OS for AMD Servers running K8s

Hi All,

Hyperthetical setup.

I have bought 10x AMD Milan 7713, 256GB Ram, 12x Samsung 1TB NVMe drives (RAIDZ2 pool?) and Mellanox ConnectX 4 NIcs. I want to host these servers in a data center and run Kubernetes on them.

I have watched a couple of videos on youtube and I still don’t know which OS to use. For this hardware setup, it seems like a good idea to go for TrueNAS, but will this work for an Production eviroment?

I hope I have provided all the information needed to answer my question. :slight_smile:

Single or dual-socket mainboard? Is that 256GB of RAM per system or your total amount? Same for the NVMe drives and the NIC’s.

Btw, you’re contradicting yourself:

If you buy something, it’s no longer hypothetical :roll_eyes:

3 Likes

I’d just go Debian or Rocky. BSD with k8s is a bit strange. I wouldn’t do it, especially for production.

1 Like

Single socket servers and that RAM and HDDs is per server.

Maybe I should have said, I want to buy, but it doesn’t change the question. :slight_smile:

Thanx, having a look at those 2 options.

have you picked out your K8s version you are going to use…

their documentation should have the list of supported OS’s and versions of packages listed.

1 Like

Not yet, but my concern is more about getting the full speed of the NVMes in RAIDZ2 and RDMA support over network. It’s my understanding that you need the latest kernel for that.
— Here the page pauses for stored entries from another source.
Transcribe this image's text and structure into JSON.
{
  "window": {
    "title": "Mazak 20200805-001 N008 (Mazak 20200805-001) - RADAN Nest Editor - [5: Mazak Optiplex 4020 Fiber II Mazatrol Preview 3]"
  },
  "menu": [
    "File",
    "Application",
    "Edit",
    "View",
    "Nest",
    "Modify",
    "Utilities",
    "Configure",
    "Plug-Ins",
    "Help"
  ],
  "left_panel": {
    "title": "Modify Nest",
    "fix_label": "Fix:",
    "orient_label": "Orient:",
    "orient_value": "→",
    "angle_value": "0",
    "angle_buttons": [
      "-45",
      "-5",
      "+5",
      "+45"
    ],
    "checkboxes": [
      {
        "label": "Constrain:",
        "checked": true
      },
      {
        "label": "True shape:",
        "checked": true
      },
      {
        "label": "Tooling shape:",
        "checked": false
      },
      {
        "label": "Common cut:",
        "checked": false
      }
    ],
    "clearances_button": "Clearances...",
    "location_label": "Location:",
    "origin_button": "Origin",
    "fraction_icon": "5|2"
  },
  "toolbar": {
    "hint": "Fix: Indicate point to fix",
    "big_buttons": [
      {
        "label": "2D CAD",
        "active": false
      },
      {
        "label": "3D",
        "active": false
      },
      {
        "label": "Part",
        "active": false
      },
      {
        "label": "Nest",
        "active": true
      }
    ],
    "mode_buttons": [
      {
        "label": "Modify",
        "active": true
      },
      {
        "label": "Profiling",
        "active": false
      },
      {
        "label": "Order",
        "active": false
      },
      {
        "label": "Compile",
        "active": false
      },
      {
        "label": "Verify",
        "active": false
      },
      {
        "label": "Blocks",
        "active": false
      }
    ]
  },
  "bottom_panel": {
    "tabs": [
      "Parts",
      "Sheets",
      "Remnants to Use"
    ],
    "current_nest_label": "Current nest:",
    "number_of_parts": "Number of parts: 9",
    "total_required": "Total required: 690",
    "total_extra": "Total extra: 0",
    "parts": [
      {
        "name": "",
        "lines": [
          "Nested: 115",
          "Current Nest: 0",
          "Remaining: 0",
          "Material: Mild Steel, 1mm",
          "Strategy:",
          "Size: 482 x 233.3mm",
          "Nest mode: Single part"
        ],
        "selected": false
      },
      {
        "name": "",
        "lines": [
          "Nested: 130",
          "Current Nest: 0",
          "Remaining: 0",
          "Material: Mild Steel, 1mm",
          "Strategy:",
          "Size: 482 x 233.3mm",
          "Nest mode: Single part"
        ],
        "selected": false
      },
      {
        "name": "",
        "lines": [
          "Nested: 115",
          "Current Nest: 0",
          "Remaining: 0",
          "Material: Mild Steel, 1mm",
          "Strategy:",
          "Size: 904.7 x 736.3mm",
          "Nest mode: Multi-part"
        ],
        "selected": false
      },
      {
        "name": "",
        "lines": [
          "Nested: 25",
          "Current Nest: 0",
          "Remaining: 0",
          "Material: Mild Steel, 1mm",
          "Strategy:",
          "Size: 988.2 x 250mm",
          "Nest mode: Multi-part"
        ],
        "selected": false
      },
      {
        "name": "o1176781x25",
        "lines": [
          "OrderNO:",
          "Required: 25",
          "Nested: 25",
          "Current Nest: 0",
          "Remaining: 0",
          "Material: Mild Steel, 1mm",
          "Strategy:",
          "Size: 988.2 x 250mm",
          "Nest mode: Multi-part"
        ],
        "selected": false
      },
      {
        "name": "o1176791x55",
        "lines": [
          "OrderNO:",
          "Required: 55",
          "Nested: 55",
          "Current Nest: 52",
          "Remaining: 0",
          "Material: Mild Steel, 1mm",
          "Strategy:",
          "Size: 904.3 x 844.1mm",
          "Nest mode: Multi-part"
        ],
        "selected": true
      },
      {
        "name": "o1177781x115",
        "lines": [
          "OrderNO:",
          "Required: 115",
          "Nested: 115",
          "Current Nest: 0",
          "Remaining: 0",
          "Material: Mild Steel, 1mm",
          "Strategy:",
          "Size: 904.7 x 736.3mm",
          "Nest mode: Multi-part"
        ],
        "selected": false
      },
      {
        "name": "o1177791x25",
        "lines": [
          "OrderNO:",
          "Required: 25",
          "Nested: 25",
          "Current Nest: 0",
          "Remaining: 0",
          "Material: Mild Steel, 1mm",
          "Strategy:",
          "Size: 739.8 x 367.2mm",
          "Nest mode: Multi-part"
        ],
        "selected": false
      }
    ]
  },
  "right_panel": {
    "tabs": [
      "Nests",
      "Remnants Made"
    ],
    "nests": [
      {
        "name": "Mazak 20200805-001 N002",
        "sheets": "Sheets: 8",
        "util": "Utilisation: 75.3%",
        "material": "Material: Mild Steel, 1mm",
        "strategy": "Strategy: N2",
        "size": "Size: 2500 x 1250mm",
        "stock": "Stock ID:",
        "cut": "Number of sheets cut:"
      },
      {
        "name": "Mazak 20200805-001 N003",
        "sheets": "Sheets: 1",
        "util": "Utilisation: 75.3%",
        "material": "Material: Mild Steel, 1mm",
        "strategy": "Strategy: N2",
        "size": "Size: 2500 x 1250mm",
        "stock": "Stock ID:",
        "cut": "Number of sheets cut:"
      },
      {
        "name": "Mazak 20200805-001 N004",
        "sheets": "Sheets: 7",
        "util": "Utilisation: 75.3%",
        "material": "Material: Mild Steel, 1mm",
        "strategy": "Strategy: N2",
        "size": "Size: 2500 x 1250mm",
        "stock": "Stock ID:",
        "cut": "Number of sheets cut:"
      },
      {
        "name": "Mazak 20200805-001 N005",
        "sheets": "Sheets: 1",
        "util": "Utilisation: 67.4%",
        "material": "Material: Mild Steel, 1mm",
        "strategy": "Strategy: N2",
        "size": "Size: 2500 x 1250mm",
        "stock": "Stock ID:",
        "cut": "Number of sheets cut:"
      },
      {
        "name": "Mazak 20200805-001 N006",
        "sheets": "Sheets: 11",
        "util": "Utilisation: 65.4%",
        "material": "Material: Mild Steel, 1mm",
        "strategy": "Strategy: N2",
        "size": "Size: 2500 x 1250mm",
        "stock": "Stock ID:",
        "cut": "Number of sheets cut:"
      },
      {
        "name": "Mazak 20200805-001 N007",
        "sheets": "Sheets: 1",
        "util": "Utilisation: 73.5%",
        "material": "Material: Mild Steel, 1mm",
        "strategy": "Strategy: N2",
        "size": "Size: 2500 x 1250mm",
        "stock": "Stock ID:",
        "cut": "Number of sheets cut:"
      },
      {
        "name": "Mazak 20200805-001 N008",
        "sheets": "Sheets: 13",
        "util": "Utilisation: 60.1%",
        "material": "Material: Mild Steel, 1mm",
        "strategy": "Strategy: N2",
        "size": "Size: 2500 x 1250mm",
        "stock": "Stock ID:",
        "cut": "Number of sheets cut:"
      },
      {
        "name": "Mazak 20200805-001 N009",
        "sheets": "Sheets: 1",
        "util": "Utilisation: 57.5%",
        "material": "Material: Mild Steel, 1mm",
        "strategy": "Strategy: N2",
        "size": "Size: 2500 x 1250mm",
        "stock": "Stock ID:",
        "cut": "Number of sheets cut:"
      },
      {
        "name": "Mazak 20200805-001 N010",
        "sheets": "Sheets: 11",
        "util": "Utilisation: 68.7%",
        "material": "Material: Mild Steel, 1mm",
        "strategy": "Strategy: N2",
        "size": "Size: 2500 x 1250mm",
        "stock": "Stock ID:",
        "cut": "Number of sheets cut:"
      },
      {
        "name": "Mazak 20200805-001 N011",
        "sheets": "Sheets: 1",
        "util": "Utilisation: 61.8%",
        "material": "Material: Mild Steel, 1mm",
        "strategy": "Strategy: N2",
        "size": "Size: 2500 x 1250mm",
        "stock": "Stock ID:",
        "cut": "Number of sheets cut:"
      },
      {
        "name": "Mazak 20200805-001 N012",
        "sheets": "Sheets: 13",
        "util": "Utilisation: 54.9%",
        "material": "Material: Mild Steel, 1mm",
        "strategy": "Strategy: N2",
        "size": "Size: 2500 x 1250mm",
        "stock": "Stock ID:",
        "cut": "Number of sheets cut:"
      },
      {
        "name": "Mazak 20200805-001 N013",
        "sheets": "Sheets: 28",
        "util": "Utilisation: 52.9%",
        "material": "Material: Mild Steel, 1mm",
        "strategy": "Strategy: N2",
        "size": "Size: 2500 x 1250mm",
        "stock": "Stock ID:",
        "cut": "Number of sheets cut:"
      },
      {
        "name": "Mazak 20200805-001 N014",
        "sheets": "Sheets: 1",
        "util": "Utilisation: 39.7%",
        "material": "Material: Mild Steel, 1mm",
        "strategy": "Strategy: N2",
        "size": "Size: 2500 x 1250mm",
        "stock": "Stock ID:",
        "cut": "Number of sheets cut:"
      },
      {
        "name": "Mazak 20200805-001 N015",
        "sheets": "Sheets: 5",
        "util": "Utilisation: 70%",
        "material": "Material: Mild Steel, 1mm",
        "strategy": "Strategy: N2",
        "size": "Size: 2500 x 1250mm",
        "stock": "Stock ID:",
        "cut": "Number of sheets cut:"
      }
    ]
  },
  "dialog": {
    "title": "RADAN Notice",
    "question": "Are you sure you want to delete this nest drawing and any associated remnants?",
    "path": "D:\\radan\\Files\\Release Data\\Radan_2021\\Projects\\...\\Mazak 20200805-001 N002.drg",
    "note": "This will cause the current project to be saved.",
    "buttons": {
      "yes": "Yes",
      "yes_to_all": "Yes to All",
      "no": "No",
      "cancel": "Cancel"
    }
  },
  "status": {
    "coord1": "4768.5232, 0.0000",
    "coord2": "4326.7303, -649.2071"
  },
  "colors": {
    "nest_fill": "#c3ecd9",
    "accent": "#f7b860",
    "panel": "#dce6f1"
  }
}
I am not 100% sure on this.

I’ve been looking into OpenSUSE MicroOS + Kubic recently - they’re built for this kind of thing – but I haven’t gotten as far as trying them out.

They should ship with 5.15


But I’m confused, if you’re about to be using Kubernetes, why would you use ZFS, as opposed to running Ceph (Rook) as one OSD per device

Are you worried that 10x12 == 120 drives is too small to get good data distribution and performance out of Ceph?

That would probably be the better route at this deployment size. ceph definitely has some overhead, but at this scale, it’s nothing those systems can’t handle.

Also, I did not know about Ceph. :-p

Ceph is a whole rabbit hole in itself. I haven’t worked with it myself in ~6 years, but I could definitely point you in the right direction if you have any questions.

Since this will be a production setup, I would rather stick with what I know. If zfs will not give me the performance that I expect, then I might have a look at Ceph. Thank you for the feedback anyway.

1 Like

The problem with zfs is that its a local filesystem. Kubernetes clusters expect some sort of distributed block filesystem for persistent volumes, and that’s where the challenge comes in. Obviously there are solutions, but ceph sort of does the heavy lifting in merging all that storage together.

Well, technically, kubernetes allows you to run with just local storage, but its not the most robust solution. Have you considered how you will manage high availability of storage?

1 Like

Ah, I think I understand what you are trying to say. We are going to use Rancher for PVCs.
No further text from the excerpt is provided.